Yann Moix court les plateaux télé et les magazines people comme d’autres de bar en bar pour noyer un chagrin. La mine fripée, l’œil glauque, l’air exaspéré, les poings qu’on imagine toujours fermés dans les poches au cas où, et une enfilade de perles inégales qu’il brode sans souci qu’on l’écoute. « Naissance », son dernier livre, le premier que je lis de cet auteur, ce sont ses brèves de comptoir à lui. Mais « brèves » elles ne le sont  guère : le livre est gros de 1140 pages ! Reste le comptoir ….et la cause du chagrin qui nous est ici révélée.

« Naissance » est l’autobiographie fantasmagorique, cauchemardesque, épique, mais tout sauf triviale, d’un enfant non désiré, sans doute battu, que ses parents n’ont eu d’autre projet que de priver d’avenir. Et sous le sombre burlesque – la visite par les parents d’un salon de la maltraitance ou le suivi d’un stage de spécialisation en enfants battus- ce livre est le long cri, désespéré, d’un corps martyrisé, épuisé par l’enfance et qui tente de se refaire.

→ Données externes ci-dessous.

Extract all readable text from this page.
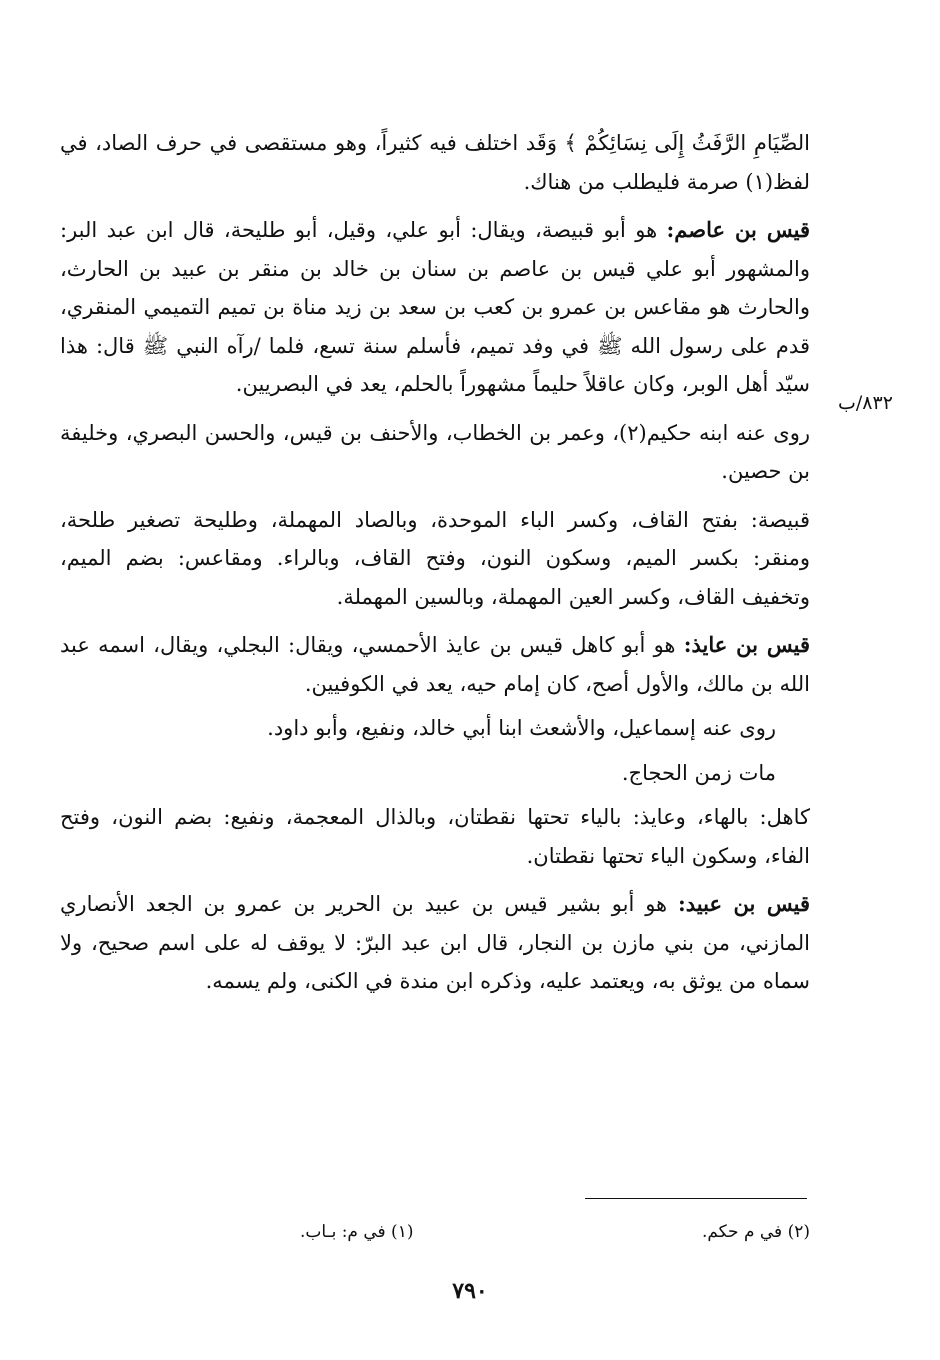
٨٣٢/ب

الصِّيَامِ الرَّفَثُ إِلَى نِسَائِكُمْ ﴾ وَقَد اختلف فيه كثيراً، وهو مستقصى في حرف الصاد، في لفظ(١) صرمة فليطلب من هناك.

قيس بن عاصم: هو أبو قبيصة، ويقال: أبو علي، وقيل، أبو طليحة، قال ابن عبد البر: والمشهور أبو علي قيس بن عاصم بن سنان بن خالد بن منقر بن عبيد بن الحارث، والحارث هو مقاعس بن عمرو بن كعب بن سعد بن زيد مناة بن تميم التميمي المنقري، قدم على رسول الله ﷺ في وفد تميم، فأسلم سنة تسع، فلما /رآه النبي ﷺ قال: هذا سيّد أهل الوبر، وكان عاقلاً حليماً مشهوراً بالحلم، يعد في البصريين.

روى عنه ابنه حكيم(٢)، وعمر بن الخطاب، والأحنف بن قيس، والحسن البصري، وخليفة بن حصين.

قبيصة: بفتح القاف، وكسر الباء الموحدة، وبالصاد المهملة، وطليحة تصغير طلحة، ومنقر: بكسر الميم، وسكون النون، وفتح القاف، وبالراء. ومقاعس: بضم الميم، وتخفيف القاف، وكسر العين المهملة، وبالسين المهملة.

قيس بن عايذ: هو أبو كاهل قيس بن عايذ الأحمسي، ويقال: البجلي، ويقال، اسمه عبد الله بن مالك، والأول أصح، كان إمام حيه، يعد في الكوفيين.

روى عنه إسماعيل، والأشعث ابنا أبي خالد، ونفيع، وأبو داود.

مات زمن الحجاج.

كاهل: بالهاء، وعايذ: بالياء تحتها نقطتان، وبالذال المعجمة، ونفيع: بضم النون، وفتح الفاء، وسكون الياء تحتها نقطتان.

قيس بن عبيد: هو أبو بشير قيس بن عبيد بن الحرير بن عمرو بن الجعد الأنصاري المازني، من بني مازن بن النجار، قال ابن عبد البرّ: لا يوقف له على اسم صحيح، ولا سماه من يوثق به، ويعتمد عليه، وذكره ابن مندة في الكنى، ولم يسمه.

(١) في م: بـاب.	(٢) في م حكم.
٧٩٠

Le récit, d’abord échographique, nous livre les impressions du fœtus quand le père, universitaire, refuse toute abstinence sexuelle pendant la grossesse de son épouse, puis celles du presque nouveau-né qui, coincé entre les cuisses de la parturiente, fait déjà face à la haine, celles d’un enfant enfin que l’on tarde à nommer, tant on en veut si peu. C’est sûr cela ne commence pas très bien. Mais les choses ne cesseront d’empirer quand on s’aperçoit que ce nouveau-né perturbateur est né sans prépuce ! Les parents qui redoutent une judéité rétrospective présentent le gosse à l’évêque et font le tour des rabbins afin que l’on puisse envisager une greffe. Le philosémitisme de l’auteur, souvent ombrageux, est ici porté par le ressort comique.  Je n’ai rien lu de plus drôle et de plus étincelant depuis «  Trois hommes dans un bateau » ou Don Quichotte! Mais ces étincelles mettent ici le feu à la poudre, éclatent en un artifice de réflexions dans les registres les plus divers, philosophiques, théologiques, d’histoire des mentalités : le messianisme juif et le Messie des chrétiens, Jésus et le Christ, la Trinité, l’Esprit Saint, il y en a des pages et des pages toutes jubilatoires d’intelligence.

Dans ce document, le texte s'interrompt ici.